IMHO, it would be safer to stick to the fundamental math shown in lhf's answer - thank you for mentioning him. The challenge in reducing it to quadrants is that its a fair amount of work to prove that your formula is correct in all cases. Did you correctly calculate "more west"? In a concave polygon where both [1] and [3] are "west and south" of [2]? Did you correctly handle different lengths of [1] and [3] in that situation? I have no idea, whereas if I directly compute that angle (or its determinant), I'm using well-known formulas.
@ToolmakerSteve the if statements always work if the 3 points are convex. The if statements will return, then you'll get the right answer. The if statements will not return, if the shape is concave and extreme. That's when you have to do the math. Most images have one quadrant, so that part is easy. More than 99% of my subroutine calls are handled by the if statements.
That doesn't address my concern. What is that formula? Is it the orientation determinant as given in the wiki link from lhf's answer? If so, then say so. Explain that what you are doing is doing quick checks that handle most cases, to avoid the standard math.
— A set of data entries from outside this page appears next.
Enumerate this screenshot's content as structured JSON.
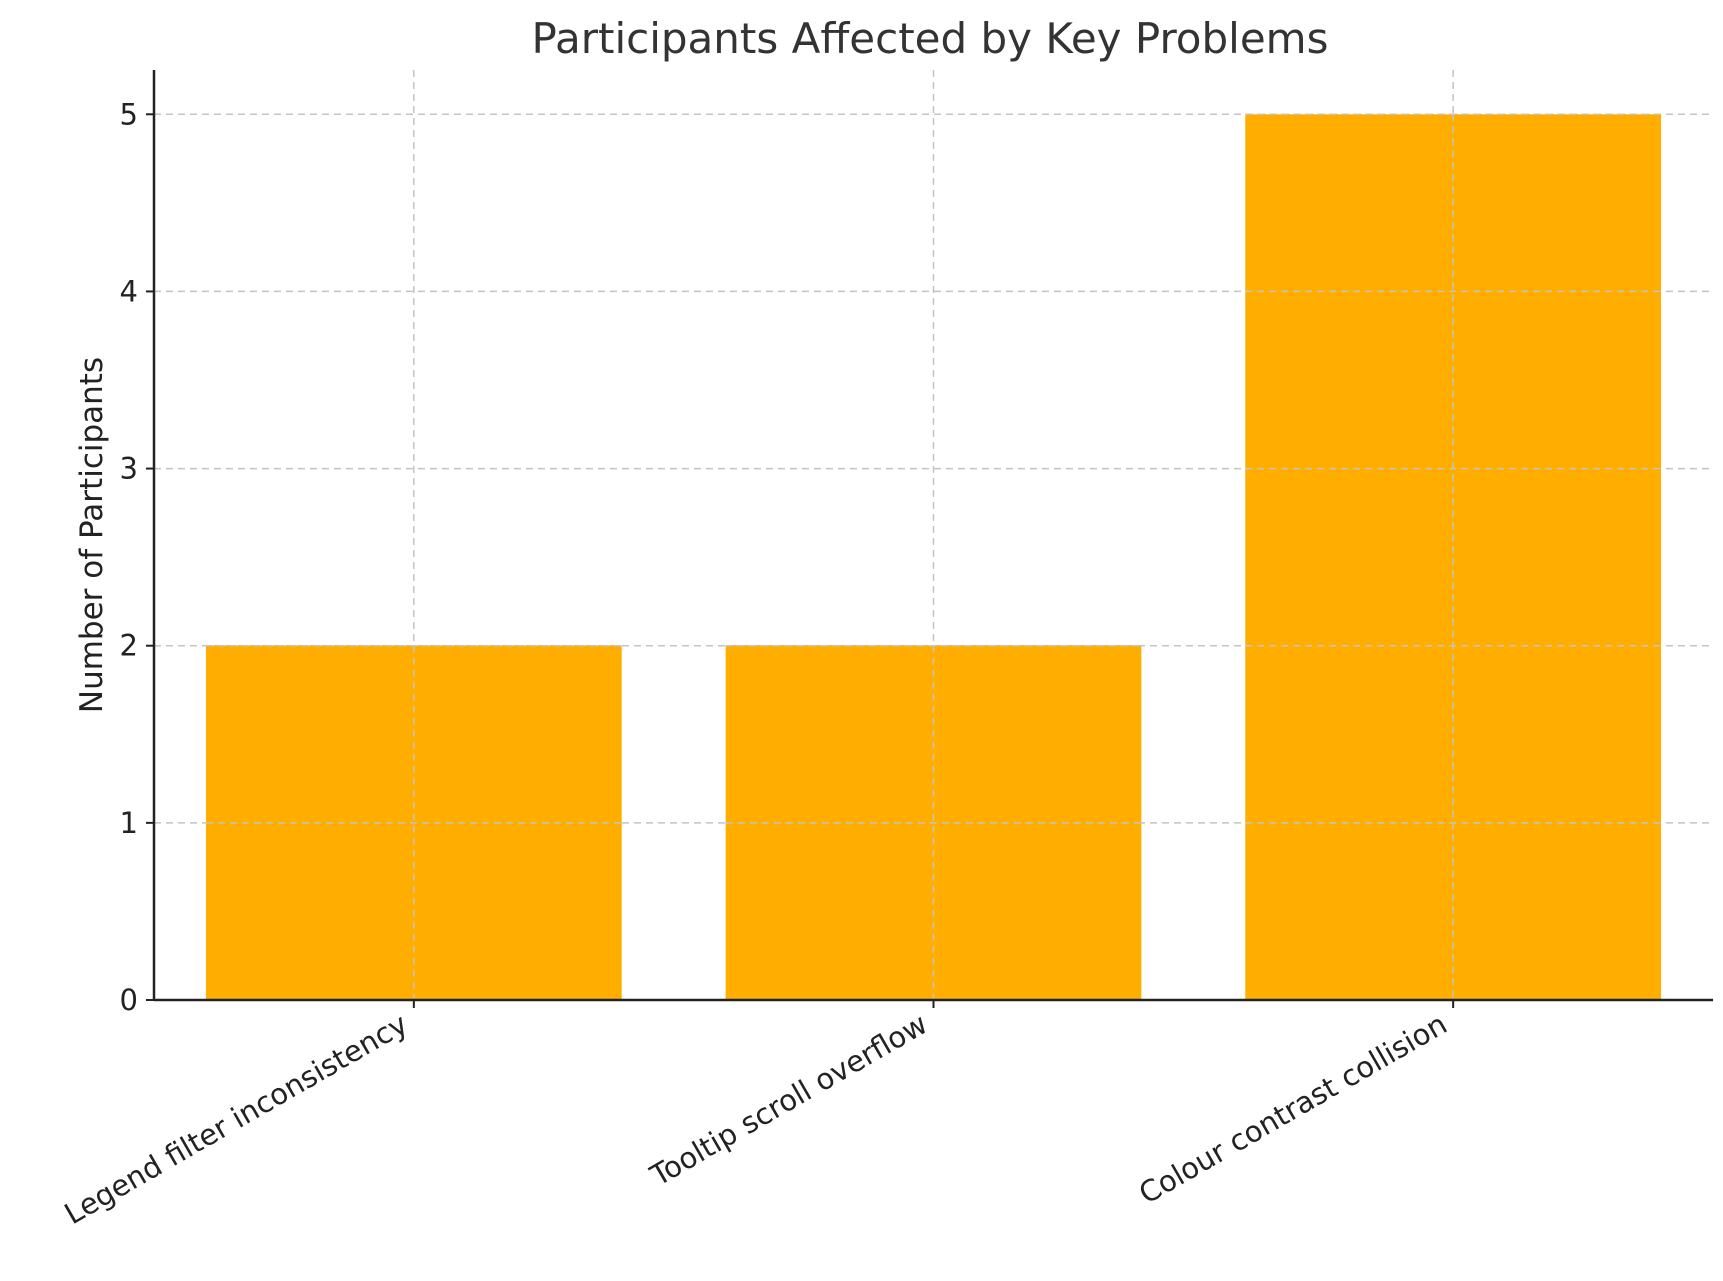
{
  "chart_data": {
    "type": "bar",
    "title": "Participants Affected by Key Problems",
    "xlabel": "",
    "ylabel": "Number of Participants",
    "categories": [
      "Legend filter inconsistency",
      "Tooltip scroll overflow",
      "Colour contrast collision"
    ],
    "values": [
      2,
      2,
      5
    ],
    "ylim": [
      0,
      5.25
    ],
    "yticks": [
      0,
      1,
      2,
      3,
      4,
      5
    ],
    "bar_color": "#FFAE00",
    "grid": true,
    "x_tick_rotation_deg": 30
  }
}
If that is so, then your answer now makes sense to me. (Minor nit: would be easier to read if you used .x and .y of a struct, instead of [0] and [1]. I didn't know what your code was saying, first time I glanced at it.)
Since I did not have confidence in your approach, I implemented lhf's approach; formula from his link. Slow part is finding appropriate vertex - O(N) search. Once found, the determinant is an O(1) operation, using 6 multiplies with 5 adds. That last part is what you've optimized; but you've done so by adding additional if-tests. I can't personally justify taking a non-standard approach - would need to verify each step is correct - But thank you for an interesting analysis of quadrants!
u
ufukgun

find the center of mass of these points.

suppose there are lines from this point to your points.
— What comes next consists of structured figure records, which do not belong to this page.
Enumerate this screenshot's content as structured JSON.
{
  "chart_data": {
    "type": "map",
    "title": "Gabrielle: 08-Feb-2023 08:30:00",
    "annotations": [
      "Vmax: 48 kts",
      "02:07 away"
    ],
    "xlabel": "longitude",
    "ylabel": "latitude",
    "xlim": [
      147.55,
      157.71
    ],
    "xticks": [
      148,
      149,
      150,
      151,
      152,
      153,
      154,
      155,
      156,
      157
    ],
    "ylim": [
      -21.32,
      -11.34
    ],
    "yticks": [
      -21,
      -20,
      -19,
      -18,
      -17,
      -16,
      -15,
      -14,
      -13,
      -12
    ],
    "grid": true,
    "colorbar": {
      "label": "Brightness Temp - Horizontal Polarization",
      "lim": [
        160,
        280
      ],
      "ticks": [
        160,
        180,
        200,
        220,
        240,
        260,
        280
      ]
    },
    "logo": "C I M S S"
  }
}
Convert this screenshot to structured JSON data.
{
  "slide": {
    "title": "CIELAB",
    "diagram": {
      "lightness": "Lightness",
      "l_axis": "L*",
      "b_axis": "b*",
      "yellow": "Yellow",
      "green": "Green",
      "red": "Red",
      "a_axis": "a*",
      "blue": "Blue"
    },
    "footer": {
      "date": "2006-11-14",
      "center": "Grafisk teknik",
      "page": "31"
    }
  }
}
find the angle between two lines for line0 line1

than do it for line1 and line2

...

...

if this angle is monotonically increasing than it is counterclockwise ,

else if monotonically decreasing it is clockwise

else (it is not monotonical)

you cant decide, so it is not wise


by "center of mass" I think you mean "centroid"?
Probably works if polygon is entirely convex. But better to instead use an answer that will work for non-convex polygons.